I make more of an effort not to ‘double up’ – do something while on my phone at the same time. Burning less dinners now.
“I’ve committed to turning off my wifi every night. I know that seems stupid but it mean when I’m suffering from trigeminal neuralgia-induced insomnia, I’m not mindlessly scrolling to ignore the pain, instead I’m focusing on getting back to sleep, which is much healthier. It’s actually made a big difference. I won’t turn it on before 8am most mornings now (unless I’m in work at 7.30am).”
I find that some days I’m terrible at mindless phone stuff, but overall I’m way more aware of when I’m doing it. I’m able to tell myself ‘you don’t need to use your phone right now’ and put it away. I did a lot less mindless scrolling at the start, I’ve started to slip in recent days so gotta get back on the wagon.
“I’ve also made a conscious effort to leave my phone behind more often. I left it in my coat pocket (not accessible from where I was sitting) during a dinner at the weekend, and it really made me notice how much other people automatically check their phones when they’re waiting for something or there’s a lull in conversation.”
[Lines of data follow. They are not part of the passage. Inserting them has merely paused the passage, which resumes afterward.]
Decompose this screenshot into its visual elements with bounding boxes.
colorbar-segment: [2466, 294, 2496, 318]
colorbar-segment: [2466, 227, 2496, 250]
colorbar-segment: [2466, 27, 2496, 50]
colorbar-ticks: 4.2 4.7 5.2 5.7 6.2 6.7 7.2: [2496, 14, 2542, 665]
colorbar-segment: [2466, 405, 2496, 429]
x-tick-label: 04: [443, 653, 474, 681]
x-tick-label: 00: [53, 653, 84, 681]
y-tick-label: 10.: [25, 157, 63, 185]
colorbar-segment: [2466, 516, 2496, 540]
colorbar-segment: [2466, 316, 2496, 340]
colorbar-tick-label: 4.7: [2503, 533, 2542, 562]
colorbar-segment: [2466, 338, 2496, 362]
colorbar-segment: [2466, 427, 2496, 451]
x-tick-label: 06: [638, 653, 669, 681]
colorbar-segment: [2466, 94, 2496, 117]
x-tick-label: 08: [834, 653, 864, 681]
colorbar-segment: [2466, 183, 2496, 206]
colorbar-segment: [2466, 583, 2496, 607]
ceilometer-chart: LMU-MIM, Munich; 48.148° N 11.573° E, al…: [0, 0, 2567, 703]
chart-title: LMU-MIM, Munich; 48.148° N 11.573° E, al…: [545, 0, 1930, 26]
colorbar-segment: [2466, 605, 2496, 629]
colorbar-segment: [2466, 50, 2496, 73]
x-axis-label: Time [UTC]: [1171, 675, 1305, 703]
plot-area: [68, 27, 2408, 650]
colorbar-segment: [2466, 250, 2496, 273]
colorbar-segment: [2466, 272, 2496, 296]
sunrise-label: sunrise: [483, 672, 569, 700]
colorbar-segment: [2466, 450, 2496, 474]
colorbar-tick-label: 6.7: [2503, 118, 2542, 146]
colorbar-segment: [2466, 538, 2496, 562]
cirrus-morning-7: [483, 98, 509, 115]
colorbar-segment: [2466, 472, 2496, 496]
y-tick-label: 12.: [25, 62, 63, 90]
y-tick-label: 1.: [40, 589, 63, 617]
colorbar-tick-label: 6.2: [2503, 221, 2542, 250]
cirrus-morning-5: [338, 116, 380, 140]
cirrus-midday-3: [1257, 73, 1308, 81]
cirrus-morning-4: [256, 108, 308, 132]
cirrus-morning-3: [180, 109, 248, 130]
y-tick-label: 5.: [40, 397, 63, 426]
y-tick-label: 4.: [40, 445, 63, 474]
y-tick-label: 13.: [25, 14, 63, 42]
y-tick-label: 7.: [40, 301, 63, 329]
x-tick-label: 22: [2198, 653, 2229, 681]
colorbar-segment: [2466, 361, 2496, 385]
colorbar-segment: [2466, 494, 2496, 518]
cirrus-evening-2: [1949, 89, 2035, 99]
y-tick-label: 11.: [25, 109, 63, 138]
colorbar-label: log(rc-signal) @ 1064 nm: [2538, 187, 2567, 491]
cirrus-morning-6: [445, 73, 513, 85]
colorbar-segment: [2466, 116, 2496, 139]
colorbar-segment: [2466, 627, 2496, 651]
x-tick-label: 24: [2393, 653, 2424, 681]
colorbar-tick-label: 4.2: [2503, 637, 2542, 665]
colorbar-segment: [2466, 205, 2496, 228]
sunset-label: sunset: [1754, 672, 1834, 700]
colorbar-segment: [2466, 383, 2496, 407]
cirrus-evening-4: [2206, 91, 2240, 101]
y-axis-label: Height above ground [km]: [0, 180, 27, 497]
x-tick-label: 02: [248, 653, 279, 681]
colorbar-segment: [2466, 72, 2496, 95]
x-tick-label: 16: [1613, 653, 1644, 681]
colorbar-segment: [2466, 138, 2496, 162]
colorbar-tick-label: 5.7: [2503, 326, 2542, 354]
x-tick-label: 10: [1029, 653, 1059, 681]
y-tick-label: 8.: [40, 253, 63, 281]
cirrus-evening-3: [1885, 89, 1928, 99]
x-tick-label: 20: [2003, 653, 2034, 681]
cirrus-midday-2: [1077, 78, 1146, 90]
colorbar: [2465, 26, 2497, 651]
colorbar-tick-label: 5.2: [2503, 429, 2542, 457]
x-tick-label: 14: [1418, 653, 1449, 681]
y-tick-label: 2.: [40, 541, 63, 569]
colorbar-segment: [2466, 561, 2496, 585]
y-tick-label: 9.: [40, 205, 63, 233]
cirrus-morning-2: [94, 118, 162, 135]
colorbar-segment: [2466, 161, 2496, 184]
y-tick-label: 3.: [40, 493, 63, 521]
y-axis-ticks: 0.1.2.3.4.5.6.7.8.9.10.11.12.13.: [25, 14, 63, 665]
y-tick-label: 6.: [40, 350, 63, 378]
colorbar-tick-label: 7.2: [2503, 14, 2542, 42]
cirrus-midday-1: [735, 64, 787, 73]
I’ve also made a conscious effort to leave my phone behind more often. I left it in my coat pocket (not accessible from where I was sitting) during a dinner at the weekend, and it really made me notice how much other people automatically check their phones when they’re waiting for something or there’s a lull in conversation.
“My phone now automatically goes onto Do Not Disturb from 11pm, and I think I’m sleeping better because it’s not lighting up randomly in the middle of the night.”